Konuşmasında, kamuoyunda “sansür yasası” olarak da bilinen dezenformasyon yasasının bilançosuna da değinen Sayın, “Bu yasa gerekçe gösterilerek 4 bin 500’e yakın tutuklama, göz altı ve soruşturma yaşandı” dedi.
Mayıs ayından beri tartışılan etki ajanlığı yasa tasarısının onaylanması halinde olası tehlikelere dikkat çeken Sayın, “Yasada birçok ‘veya’, ‘ya da’ ifadesi geçiyor. Ben bir yasada bunu görünce korkarım çünkü kapsamı çok genişletir. Bu yasa hayatın her alanına yönelik tehlikeler taşıyor, gerekçe kısmına geldiğinizde her şeyi kapsıyor çünkü kamu güvenliği kavramının içine her şey dahil edilebilir” dedi.
Bozkurt: Günümüzde Türkiye'de olan biteni sadece Erdoğan ve Bahçeli biliyor
Söyleşinin diğer konuğu Sedat Bozkurt sözlerine “Hiçbir sabah kalkıp da ‘doktorluk nedir, mühendislik nedir’ diye sormazsınız ama her gün gazetecilik tekrar yorumlanıyor, çünkü herkesin bir gazetecilik yorumu var” diyerek başladı. Gazeteciliğin evrensel bir meslek olduğunu belirten Bozkurt, “Medyadaki değerler bütünü muhtelif deneyimlerle oluşmuştur. Sizler üniversitelerde bu işin teknik kısmını öğreniyorsunuz ama asıl kimliği duruşunuzla kazanacaksınız, bu da çok zordur. Bireysel gazetecilik diye bir kavram oluştu; telefonda gördüğünüz cümleler haber değil bilgidir.
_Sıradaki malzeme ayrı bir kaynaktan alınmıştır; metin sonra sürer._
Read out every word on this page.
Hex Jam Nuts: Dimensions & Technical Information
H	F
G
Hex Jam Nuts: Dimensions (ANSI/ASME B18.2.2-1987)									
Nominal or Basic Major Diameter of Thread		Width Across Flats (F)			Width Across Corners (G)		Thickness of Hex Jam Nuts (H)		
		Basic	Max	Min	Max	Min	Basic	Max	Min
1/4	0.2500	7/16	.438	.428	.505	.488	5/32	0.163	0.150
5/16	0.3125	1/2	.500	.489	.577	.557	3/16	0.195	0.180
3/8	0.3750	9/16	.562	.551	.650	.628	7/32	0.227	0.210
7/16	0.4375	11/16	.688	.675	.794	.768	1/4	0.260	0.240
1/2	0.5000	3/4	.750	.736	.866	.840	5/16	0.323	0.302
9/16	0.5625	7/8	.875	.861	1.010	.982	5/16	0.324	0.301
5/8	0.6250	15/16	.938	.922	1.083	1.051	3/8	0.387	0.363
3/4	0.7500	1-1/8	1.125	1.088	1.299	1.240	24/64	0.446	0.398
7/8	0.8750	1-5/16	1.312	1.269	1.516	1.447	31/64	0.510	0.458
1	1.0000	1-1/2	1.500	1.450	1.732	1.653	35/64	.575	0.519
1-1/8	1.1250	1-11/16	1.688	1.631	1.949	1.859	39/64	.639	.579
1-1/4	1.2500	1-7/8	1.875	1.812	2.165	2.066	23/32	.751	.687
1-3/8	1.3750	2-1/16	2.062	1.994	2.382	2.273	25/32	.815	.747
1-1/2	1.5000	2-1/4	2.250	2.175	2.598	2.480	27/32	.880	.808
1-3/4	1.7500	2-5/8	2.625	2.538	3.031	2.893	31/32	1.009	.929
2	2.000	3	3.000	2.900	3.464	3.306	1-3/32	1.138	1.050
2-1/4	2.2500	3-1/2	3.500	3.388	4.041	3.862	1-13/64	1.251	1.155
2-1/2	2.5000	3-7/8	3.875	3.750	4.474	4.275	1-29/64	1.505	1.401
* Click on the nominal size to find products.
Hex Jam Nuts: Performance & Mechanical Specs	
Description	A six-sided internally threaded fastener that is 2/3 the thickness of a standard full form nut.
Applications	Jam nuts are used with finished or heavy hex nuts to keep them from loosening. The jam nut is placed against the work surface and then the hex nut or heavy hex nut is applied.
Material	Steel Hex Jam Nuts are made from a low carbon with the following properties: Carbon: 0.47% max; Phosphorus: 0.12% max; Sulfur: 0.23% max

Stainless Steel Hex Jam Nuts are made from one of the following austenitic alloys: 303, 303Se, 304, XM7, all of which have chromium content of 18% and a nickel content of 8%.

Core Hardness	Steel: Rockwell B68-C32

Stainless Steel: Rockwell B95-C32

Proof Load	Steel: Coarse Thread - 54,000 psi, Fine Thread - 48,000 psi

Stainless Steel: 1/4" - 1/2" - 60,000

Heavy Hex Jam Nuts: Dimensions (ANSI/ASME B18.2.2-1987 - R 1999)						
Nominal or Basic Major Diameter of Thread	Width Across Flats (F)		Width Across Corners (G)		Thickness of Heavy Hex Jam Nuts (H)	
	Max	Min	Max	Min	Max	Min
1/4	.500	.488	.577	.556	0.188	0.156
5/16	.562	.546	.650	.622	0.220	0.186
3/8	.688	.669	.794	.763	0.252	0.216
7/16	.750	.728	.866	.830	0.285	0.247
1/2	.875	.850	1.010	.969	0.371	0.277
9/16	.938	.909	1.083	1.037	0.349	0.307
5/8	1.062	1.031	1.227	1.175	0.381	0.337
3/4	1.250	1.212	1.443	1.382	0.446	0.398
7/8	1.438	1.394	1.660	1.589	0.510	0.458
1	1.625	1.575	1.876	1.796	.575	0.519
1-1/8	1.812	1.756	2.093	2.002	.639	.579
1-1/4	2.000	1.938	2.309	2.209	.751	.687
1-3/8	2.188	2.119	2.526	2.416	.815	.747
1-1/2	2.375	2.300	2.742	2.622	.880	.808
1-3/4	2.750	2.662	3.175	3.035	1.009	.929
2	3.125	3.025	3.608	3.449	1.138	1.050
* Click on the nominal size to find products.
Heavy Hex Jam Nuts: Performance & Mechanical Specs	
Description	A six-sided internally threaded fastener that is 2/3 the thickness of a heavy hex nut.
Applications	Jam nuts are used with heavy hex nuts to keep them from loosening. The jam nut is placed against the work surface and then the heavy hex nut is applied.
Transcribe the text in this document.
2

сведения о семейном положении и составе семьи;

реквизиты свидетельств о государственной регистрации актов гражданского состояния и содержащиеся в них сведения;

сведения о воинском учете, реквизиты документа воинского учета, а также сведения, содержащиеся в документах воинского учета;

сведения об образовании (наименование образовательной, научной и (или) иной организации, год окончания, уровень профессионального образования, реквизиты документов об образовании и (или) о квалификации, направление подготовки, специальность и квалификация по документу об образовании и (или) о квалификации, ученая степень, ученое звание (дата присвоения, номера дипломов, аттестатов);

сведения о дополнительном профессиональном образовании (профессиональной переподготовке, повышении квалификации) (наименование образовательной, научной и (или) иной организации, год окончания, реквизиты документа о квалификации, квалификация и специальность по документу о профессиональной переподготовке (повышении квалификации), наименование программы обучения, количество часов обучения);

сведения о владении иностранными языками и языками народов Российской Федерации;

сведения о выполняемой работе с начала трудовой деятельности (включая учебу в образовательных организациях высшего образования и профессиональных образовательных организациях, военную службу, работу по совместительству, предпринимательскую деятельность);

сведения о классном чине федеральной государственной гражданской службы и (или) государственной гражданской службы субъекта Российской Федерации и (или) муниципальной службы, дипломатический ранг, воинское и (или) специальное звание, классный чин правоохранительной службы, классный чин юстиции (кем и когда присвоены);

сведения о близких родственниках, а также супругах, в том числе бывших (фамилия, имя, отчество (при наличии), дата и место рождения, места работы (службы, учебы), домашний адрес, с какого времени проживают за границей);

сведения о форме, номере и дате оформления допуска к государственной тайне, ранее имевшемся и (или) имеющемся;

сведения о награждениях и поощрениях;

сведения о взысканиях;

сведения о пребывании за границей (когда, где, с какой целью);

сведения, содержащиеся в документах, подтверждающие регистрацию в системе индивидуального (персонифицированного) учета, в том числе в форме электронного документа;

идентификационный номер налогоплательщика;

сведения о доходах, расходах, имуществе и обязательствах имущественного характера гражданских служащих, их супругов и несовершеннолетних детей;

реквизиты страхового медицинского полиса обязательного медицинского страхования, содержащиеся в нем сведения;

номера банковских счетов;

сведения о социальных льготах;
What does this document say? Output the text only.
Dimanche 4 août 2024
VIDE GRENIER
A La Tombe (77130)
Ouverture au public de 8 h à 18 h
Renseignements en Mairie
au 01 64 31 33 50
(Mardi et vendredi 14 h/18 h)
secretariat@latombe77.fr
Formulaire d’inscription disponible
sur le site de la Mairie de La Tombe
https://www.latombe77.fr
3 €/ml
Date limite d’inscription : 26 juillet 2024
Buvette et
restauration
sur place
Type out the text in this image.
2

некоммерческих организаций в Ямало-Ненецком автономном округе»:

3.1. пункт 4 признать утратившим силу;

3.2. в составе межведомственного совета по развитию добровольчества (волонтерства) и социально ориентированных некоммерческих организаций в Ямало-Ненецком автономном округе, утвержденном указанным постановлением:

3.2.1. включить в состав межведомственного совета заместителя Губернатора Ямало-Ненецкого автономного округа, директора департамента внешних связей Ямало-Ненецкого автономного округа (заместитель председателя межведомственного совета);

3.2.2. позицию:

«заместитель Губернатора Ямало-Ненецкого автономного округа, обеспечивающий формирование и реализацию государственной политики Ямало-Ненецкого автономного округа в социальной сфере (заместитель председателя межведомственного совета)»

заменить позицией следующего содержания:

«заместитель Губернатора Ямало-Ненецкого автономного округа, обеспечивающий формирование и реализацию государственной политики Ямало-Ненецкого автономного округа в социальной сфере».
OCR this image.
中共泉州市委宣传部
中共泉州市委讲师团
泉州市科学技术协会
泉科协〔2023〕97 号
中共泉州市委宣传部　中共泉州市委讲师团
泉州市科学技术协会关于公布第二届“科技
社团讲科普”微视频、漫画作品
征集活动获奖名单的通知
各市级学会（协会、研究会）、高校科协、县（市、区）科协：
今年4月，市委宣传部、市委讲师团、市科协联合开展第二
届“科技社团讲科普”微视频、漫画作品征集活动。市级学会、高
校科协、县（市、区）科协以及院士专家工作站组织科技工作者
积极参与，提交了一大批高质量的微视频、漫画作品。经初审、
O haberin size ulaşabilmesi için yazı işlerinden geçmesi lazım çünkü size ulaşırken o bilgiler bir şablondan geçerek doğrulanmalıdır” dedi.
Kulis haberciliğinin inceliklerine vurgu yapan Bozkurt, “6 ay önce bana ‘Bahçeli, Öcalan’ın serbest bırakılmasını talep edecek’ diye bir kulis bilgisi gelseydi ben bu bilgiye gülerdim ve haberi kullanmazdım. Aklımdaki şablona uymazdı çünkü ama bazen bu şablonlar da yanıltabilir” dedi.
Bozkurt, “Günümüzde Türkiye’de olan biteni sadece Erdoğan ve Bahçeli biliyor. Eskiden böyle değildi, habere erişimimiz vardı. Günümüzün en büyük gazetecilik hastalığı da ‘haberden kaçan’ anlayış. Eskiden aynı haberi Cumhuriyet’te de okurdunuz Tercüman’da da ama şimdi gazetelerin çoğunda hemen hemen hiç haber olmuyor. Sosyal medyadan aldığınız 1-2 bilgi sizi haberdarmışsınız gibi hissettiriyor” dedi.
Etkinlik, mesleki eğitimlerle devam etti.
Avukat Gökhan Tekşen, "Değişen gazetecilik ve hukuki durum" başlıklı oturumda gazetecilerin günümüzde karşılaşabileceği yasal zorluklara değindi.
Deneyimli Gazeteci Ünsal Ünlü, YouTube yayıncılığının inceliklerini "YouTube'ta var olmak" başlıklı oturumda katılımcılarla paylaştı.
"İnternet haberlerinde okura ulaşmak: Stratejiler ve gelir modelleri" başlıklı günün son eğitim oturumunda Gazeteci Mustafa Büyüksipahi deneyimlerini paylaştı.
Etkinlikte, Gazeteciler Cemiyeti'nin acil durum yayın aracı "Mobil Basın Evi" de katılımcılara tanıtıldı.
Bölgesel Eğitim ve Durum Değerlendirme Toplantısı, 17 Ocak Cuma günü Mersin Ticaret ve Sanayi Odası'nda devam edecek.